Did you always plan on becoming a man in uniform?
Yes, I have always wanted to be in the police force. I like the idea of being able to make a difference in the community by helping people.
Why did you decide to pursue a role within the Critical Incident Response Team?
I was in the Australian Army before I joined the police force and I loved the physicality, mateship and teamwork of that job. I joined the Critical Incident Response Team (CIRT) because it has these same qualities.
How do people react when you tell them you work for Victoria Police?
People are generally interested in the job and ask a lot of questions. I find that I get a lot of people asking hypothetical questions about traffic offences which makes me laugh.
What training or studies were you required to complete?
To join the Critical Incident Response Team I was required to go through some pretty tough testing both physically and mentally. The initial course was six weeks of training based mostly around tactical policing and weapons training. After that I also completed the close personal protection course and negotiator course.
The negotiator training course was extremely tough because we were put in some very stressful situations including suicide intervention and hostage negotiation. In these scenarios, every word that comes out of your mouth could potentially mean the difference between life and death.
Wow, so what would you say is the best part of your job?
The best part of my job would have to be the other CIRT members who I work with. I am lucky to be working with such a good group of people.
What is the most challenging part of what you do?
I am currently an acting sergeant which means I am responsible for coordinating CIRT deployments all over Victoria as the need arises. This can be pretty challenging in itself. Only recently I was at a job in Melbourne when I received a call from police in Wodonga requesting assistance to arrest a male.
This male was armed with a knife threatening to harm himself and police. I had to organise a plane to fly us there whilst still attending to the job I was involved with. The planning for these jobs is probably the most challenging part for me. No job is ever the same and I need to keep the team safe to ensure that everyone goes home at the end of a shift.
What has been a career highlight for you?
My favourite part of CIRT is our Close Personal Protection capability. I have had the opportunity to perform close personal protection for some high profile world leaders. I have found myself having dinner with the US Ambassador, sharing a coffee at a café with the Israeli Ambassador and buying McDonalds with the Prime Minister.
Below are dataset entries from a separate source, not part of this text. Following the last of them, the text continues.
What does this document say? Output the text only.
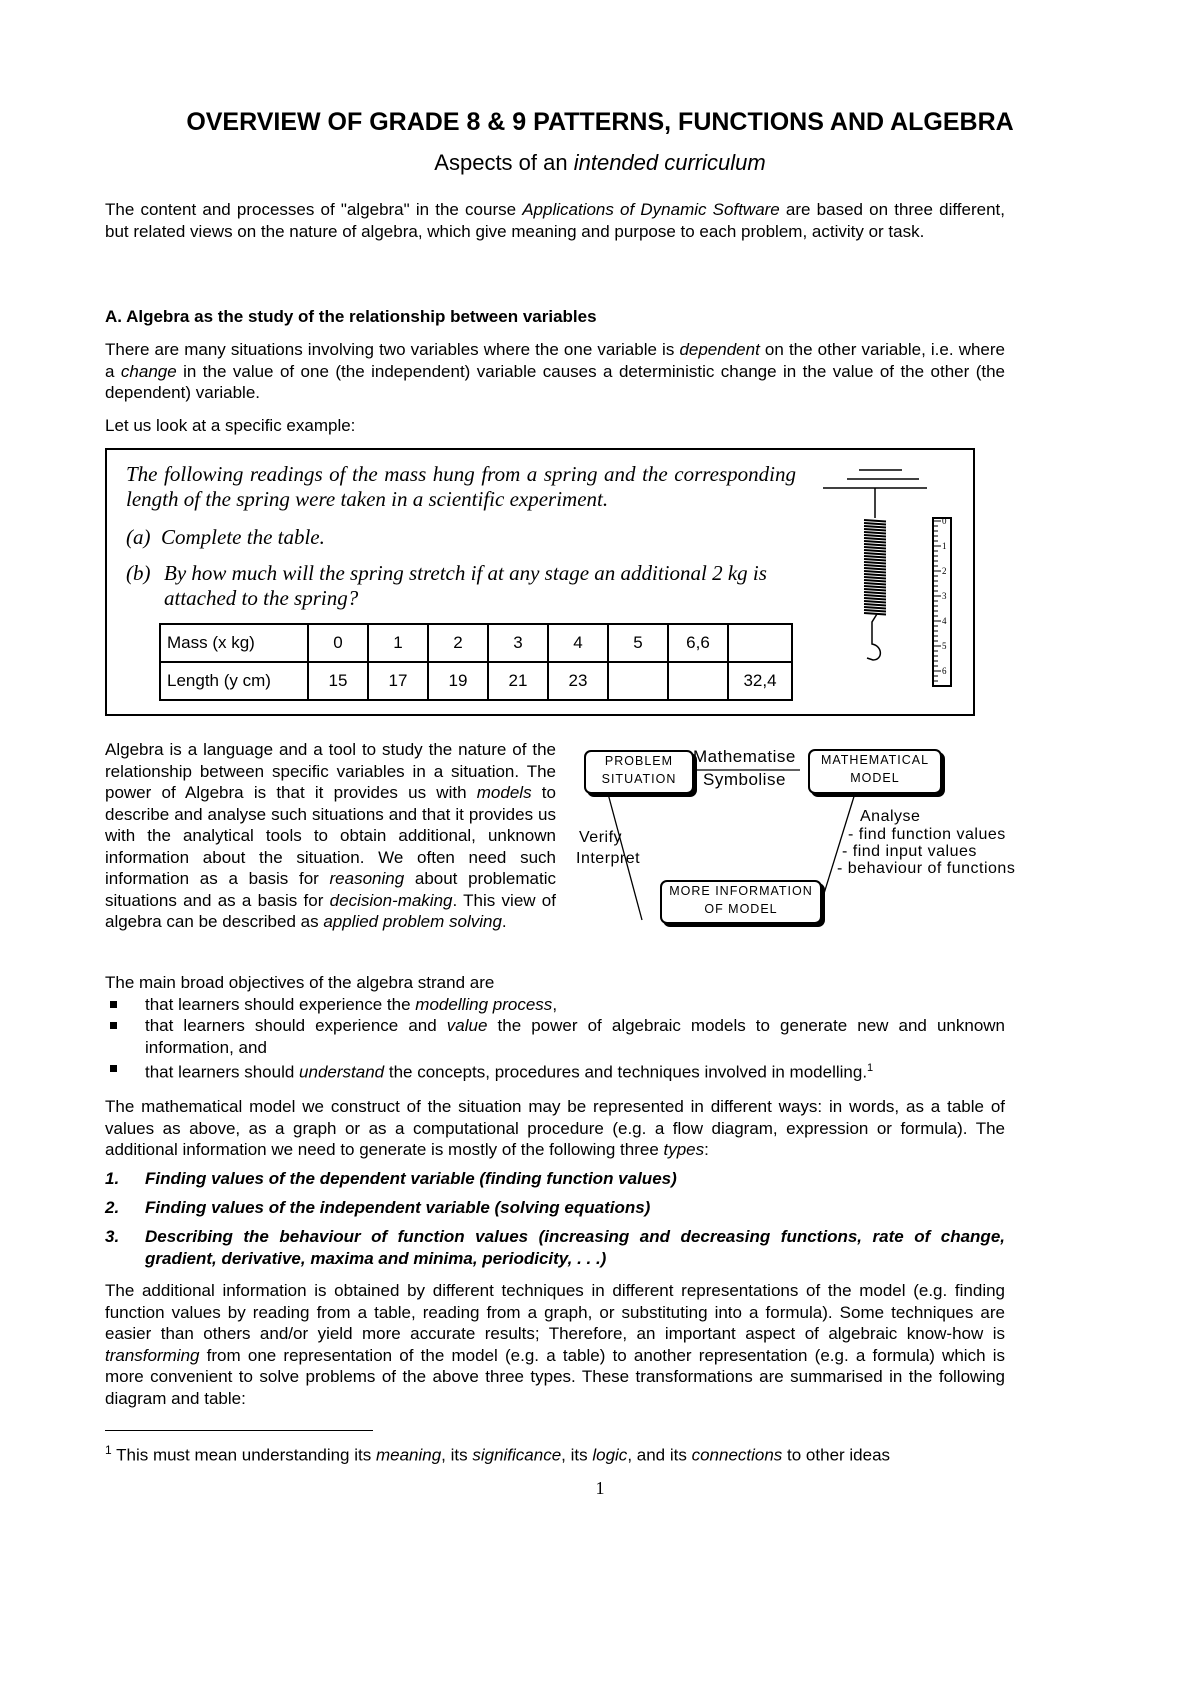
OVERVIEW OF GRADE 8 & 9 PATTERNS, FUNCTIONS AND ALGEBRA
Aspects of an intended curriculum

The content and processes of "algebra" in the course Applications of Dynamic Software are based on three different, but related views on the nature of algebra, which give meaning and purpose to each problem, activity or task.

A. Algebra as the study of the relationship between variables

There are many situations involving two variables where the one variable is dependent on the other variable, i.e. where a change in the value of one (the independent) variable causes a deterministic change in the value of the other (the dependent) variable.

Let us look at a specific example:

The following readings of the mass hung from a spring and the corresponding length of the spring were taken in a scientific experiment.
(a) Complete the table.
(b) By how much will the spring stretch if at any stage an additional 2 kg is attached to the spring?
Mass (x kg)	0	1	2	3	4	5	6,6	
Length (y cm)	15	17	19	21	23			32,4
0
1
2
3
4
5
6

Algebra is a language and a tool to study the nature of the relationship between specific variables in a situation. The power of Algebra is that it provides us with models to describe and analyse such situations and that it provides us with the analytical tools to obtain additional, unknown information about the situation. We often need such information as a basis for reasoning about problematic situations and as a basis for decision-making. This view of algebra can be described as applied problem solving.

PROBLEM
SITUATION
MATHEMATICAL
MODEL
MORE INFORMATION
OF MODEL
Mathematise
Symbolise
Verify
Interpret
Analyse
- find function values
- find input values
- behaviour of functions

The main broad objectives of the algebra strand are

that learners should experience the modelling process,
that learners should experience and value the power of algebraic models to generate new and unknown information, and
that learners should understand the concepts, procedures and techniques involved in modelling.$^1$

The mathematical model we construct of the situation may be represented in different ways: in words, as a table of values as above, as a graph or as a computational procedure (e.g. a flow diagram, expression or formula). The additional information we need to generate is mostly of the following three types:

1. Finding values of the dependent variable (finding function values)
2. Finding values of the independent variable (solving equations)
3. Describing the behaviour of function values (increasing and decreasing functions, rate of change, gradient, derivative, maxima and minima, periodicity, . . .)

The additional information is obtained by different techniques in different representations of the model (e.g. finding function values by reading from a table, reading from a graph, or substituting into a formula). Some techniques are easier than others and/or yield more accurate results; Therefore, an important aspect of algebraic know-how is transforming from one representation of the model (e.g. a table) to another representation (e.g. a formula) which is more convenient to solve problems of the above three types. These transformations are summarised in the following diagram and table:

$^1$ This must mean understanding its meaning, its significance, its logic, and its connections to other ideas

1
What skills and personal qualities make a good CIRT member?
To be a good CIRT member you need to be passionate about the job, motivated, disciplined, driven to succeed and be able to work well in a team environment.
So much of what we do relies heavily on a high standard of individual performance along with strong teamwork. It’s like a game of football; everyone has a position to play in order for the team to win the game.
Do you have any advice for readers dreaming of becoming a member of the CIRT?
Go out and get some life experience. Join a sporting team or a volunteer group so you can get some interaction with the community. I would say to anyone dreaming of joining the CIRT to go for it. Anything is possible if you are prepared to do the hard work to get there.